Transitions in lineage specification and gene regulatory networks in human hematopoietic stem/progenitor cells over human development
Description
Human hematopoiesis is a dynamic process that starts in utero 18 – 21 days postconception. Understanding the site- and stage-specific variation in hematopoiesis is important if we are to understand the origin of hematological disorders, many of which occur at specific points in the human lifespan. To unravel how the hematopoietic stem/progenitor cell (HSPC) compartments change during human ontogeny and the underlying gene regulatory mechanisms, we used 10x genomics platform to profile single-cell transcriptome of HSPCs sampled throughout the course of human ontogeny. This included early fetal liver (eFL) from the first trimester fetuses, paired fetal bone marrow (FBM) and FL from the same second trimester fetuses, paediatric BM (PBM), and adult BM (ABM). To increase the utility and accessibility of our single-cell dataset, we have shared the processed file in h5ad format, which is suitable for the cellxgene (https://chanzuckerberg.github.io/cellxgene/) single-cell visualization software. This platform will enable users to easily interrogate the expression of gene(s) of interest in our dataset. The R object file generated from the SingCellaR analysis (https://github.com/supatt-lab/SingCellaR) is also shared in this database.
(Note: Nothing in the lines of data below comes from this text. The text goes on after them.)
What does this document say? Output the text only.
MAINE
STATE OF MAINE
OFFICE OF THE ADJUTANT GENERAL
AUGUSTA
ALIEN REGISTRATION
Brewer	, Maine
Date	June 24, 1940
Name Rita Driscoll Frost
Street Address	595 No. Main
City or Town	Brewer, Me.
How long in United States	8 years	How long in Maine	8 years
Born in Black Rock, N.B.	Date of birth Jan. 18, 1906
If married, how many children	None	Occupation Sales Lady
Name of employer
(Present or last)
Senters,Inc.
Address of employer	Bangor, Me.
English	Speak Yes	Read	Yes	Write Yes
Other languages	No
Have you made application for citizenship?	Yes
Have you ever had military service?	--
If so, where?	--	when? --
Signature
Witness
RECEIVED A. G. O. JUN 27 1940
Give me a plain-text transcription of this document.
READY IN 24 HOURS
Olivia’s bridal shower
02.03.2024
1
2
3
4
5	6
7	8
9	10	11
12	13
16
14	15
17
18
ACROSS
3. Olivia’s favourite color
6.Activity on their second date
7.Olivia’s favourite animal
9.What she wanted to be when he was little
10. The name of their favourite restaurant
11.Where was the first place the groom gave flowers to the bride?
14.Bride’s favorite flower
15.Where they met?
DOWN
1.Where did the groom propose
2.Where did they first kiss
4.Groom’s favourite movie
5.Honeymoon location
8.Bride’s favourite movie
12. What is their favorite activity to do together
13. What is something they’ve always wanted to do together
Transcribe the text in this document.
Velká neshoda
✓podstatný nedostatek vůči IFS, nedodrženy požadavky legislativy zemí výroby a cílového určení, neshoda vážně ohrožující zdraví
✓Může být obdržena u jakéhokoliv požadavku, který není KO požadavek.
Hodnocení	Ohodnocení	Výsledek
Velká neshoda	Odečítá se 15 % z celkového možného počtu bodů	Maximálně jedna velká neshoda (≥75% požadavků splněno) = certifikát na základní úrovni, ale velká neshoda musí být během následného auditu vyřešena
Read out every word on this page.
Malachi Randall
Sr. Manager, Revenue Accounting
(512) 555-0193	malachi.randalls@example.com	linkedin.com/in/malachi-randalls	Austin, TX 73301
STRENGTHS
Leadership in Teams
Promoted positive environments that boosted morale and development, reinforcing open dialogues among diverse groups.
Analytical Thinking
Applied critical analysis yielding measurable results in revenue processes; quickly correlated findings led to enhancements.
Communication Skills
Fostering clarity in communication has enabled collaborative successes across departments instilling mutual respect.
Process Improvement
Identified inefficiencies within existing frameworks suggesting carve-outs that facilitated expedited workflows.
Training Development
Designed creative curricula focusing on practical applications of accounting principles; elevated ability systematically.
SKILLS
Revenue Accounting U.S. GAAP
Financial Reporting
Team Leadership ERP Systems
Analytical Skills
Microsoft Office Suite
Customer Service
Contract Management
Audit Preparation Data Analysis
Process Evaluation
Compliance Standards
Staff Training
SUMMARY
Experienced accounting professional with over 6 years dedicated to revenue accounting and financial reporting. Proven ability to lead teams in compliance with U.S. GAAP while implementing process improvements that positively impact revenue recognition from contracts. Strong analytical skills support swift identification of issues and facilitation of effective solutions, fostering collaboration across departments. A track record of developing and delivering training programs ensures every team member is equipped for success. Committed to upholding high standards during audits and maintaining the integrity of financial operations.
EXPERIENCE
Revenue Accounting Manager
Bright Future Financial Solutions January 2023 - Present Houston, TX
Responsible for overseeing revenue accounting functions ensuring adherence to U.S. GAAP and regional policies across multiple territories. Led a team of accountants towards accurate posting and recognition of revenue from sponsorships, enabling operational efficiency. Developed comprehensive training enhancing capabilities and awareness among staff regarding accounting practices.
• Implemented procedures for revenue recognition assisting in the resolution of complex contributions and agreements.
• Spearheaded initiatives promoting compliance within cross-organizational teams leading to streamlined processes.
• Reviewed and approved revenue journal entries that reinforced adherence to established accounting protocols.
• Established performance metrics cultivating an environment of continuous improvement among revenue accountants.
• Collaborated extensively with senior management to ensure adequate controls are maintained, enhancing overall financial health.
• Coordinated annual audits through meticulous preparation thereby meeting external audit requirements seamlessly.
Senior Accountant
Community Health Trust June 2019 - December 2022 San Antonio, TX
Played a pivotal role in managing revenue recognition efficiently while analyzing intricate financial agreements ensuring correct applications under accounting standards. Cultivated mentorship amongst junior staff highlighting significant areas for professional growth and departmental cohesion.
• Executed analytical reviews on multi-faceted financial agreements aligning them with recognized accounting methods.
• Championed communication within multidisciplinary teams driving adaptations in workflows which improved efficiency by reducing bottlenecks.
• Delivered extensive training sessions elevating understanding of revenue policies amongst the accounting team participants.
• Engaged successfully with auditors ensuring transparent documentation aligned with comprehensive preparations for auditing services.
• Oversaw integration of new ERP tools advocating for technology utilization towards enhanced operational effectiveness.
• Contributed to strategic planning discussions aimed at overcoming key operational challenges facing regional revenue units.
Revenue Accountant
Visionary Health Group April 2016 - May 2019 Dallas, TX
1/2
The users can use the SingCellaR functions to analyse and visualise multiple plots from this R object file.
Files
Steps to reproduce
Demultiplexed FASTQ files were aligned to the human reference genome (GRCh38/hg38) using Cell Ranger software (version 3.0.1) from 10x Genomics. The Cell Ranger ‘‘count’’ standard pipeline was used to obtain the expression matrix of Unique Molecular Identifier (UMI) for each individual sample. We used SingCellaR (https://github.com/supatt-lab/SingCellaR) to process each sample individually. The function ‘load_matrices_from_cellranger’ was used to read in data matrices from the Cell Ranger output. Cell and gene filtering was performed by assessing QC plots using the ‘plot_cells_annotation’ function. Cells meeting the following QC parameters were included in analyses (see our paper in Suppl. Table 1): UMI counts > 1,000 and maximum UMIs; number of detected genes > 500 and maximum number of detected genes; the percentage of mitochondrial gene expression limited percentage of mitochondrial gene expression (10% or 20% depending on an individual sample). Genes expressed in at least 10 cells were included. After filtering according to these criteria, 57,489 cells passed quality control and were included in downstream analyses.